Representante do sector da mediação, Luís Lima afirma que todas as medidas tomadas do lado da procura no mercado de habitação representam “um crime de lesa-pátria” e, por isso, defende ser do lado da oferta que se deve actuar com medidas concretas. O presidente da APEMIP admite que existe “um problema muito grave” na habitação em Portugal e especifica mesmo que isso é visível “no arrendamento para estudantes e para a classe média ou mesmo com o despejo de inquilinos, muitos deles idosos, com recurso a medidas são verdadeira selvajaria, como cortar a água ou retirar corrimões”. Mas não tem dúvidas de que medidas como a que o BE está a propor só agravam a situação.
O líder associativo diz-se preocupado por não ver “ninguém a fazer o seu trabalho para resolver o grave problema de habitação que existe actualmente em Portugal”. E avança, por exemplo, que a APEMIP estima serem “necessárias pelo menos 70 mil novas casas em Lisboa e Porto, para satisfazer a procura”.

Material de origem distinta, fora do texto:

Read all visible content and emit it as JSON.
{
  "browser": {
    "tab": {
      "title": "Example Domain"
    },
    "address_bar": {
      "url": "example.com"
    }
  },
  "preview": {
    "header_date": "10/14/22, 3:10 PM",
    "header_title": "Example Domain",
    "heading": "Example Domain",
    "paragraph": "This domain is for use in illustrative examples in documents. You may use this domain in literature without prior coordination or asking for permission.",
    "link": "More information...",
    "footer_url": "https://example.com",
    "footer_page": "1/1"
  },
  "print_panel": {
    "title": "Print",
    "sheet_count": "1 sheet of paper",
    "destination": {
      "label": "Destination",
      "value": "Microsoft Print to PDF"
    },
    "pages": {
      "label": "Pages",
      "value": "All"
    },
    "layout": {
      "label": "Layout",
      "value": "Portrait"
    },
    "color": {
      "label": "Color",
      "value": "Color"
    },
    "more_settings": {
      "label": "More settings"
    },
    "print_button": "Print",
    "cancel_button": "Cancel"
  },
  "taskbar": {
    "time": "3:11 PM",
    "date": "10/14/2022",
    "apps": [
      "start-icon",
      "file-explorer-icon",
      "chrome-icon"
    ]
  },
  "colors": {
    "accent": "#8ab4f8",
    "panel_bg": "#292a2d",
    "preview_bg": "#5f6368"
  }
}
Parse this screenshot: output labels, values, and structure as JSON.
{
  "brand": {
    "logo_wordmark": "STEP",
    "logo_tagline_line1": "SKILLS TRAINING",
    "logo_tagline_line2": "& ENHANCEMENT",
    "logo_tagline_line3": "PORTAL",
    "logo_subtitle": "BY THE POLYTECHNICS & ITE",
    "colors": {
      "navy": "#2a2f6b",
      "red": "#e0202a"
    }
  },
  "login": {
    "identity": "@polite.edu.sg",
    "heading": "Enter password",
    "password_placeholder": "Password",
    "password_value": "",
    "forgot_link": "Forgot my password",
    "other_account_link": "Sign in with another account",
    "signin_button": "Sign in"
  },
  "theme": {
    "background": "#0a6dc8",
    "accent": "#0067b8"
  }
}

Para Luís Lima, “o simples anúncio da intenção do Bloco pode prejudicar a economia portuguesa” numa altura em que “surgem sinais menos positivos do turismo” – e o turismo e o imobiliário, diz, são neste momento “o ouro e o petróleo da economia nacional”. O presidente da APEMIP lembra que este tipo de anúncios trava o interesse de investidos estrangeiros, numa altura em que a procura de imobiliária se está a deslocalizar para outras regiões do país, reduzindo a pressão sobre Lisboa e Porto. O responsável alega mesmo que, com a proposta, o partido liderado por Catarina Martins “quer branquear o caso Robles”.
A proposta começou a ser ventilada pelo BE em Maio. Pouco antes disso, o Programa de Estabilidade apresentado pelo Governo em Abril à Comissão Europeia não desvendava qualquer impacto com uma eventual medida que se destinasse a captar receita do lado dos impostos sobre o rendimento e património em 2019. Essa era a realidade em Abril e nem todas as medidas que surgem a cada ano com o OE aparecem já contabilizadas nesse documento da Primavera que contém as linhas-mestras da estratégia orçamental a seguir. Do lado do Ministério das Finanças, porém, o PÚBLICO não conseguiu obter um comentário sobre a ideia bloquista.
Para o economista, “quem especula corre riscos [pode sofrer prejuízos elevados, como aconteceu antes da crise de 2008 no imobiliário], e as mais-valias já são declaradas em termos de IRS”. O que deve ser acautelado, assegura, “é que a queda dos preços não crie uma nova crise no país”. E neste domínio destaca que “medidas preventivas são aconselháveis”, dando como exemplo a recente iniciativa do Banco de Portugal para travar o endividamento excessivo das famílias e garantir a estabilidade financeira do país.
João Loureiro defende “a necessidade de estabilidade fiscal, quer ao nível do leque de impostos já existentes, que é excessivo, quer das respectivas taxas“. E considera não fazer sentido “proibir estrangeiros de comprar casas em Portugal, como não seria aceitável se os portugueses não pudessem comprar casa noutros países”. O académico lembra que foi o próprio Governo, neste caso o anterior, que os atraiu, quando preciso de escoar muitas das casas que as empresas de construção e promotores imobiliários não conseguiam vender. Agora que muitos estrangeiros investiram no país, vinca, é necessária uma “consistência de políticas e não uma navegação à vista”, referindo-se não só ao investimento estrangeiro em termos gerais, mas também aos chamados residentes não habituais, estrangeiros reformados que compraram casa em Portugal para beneficiar de um regime fiscal favorável.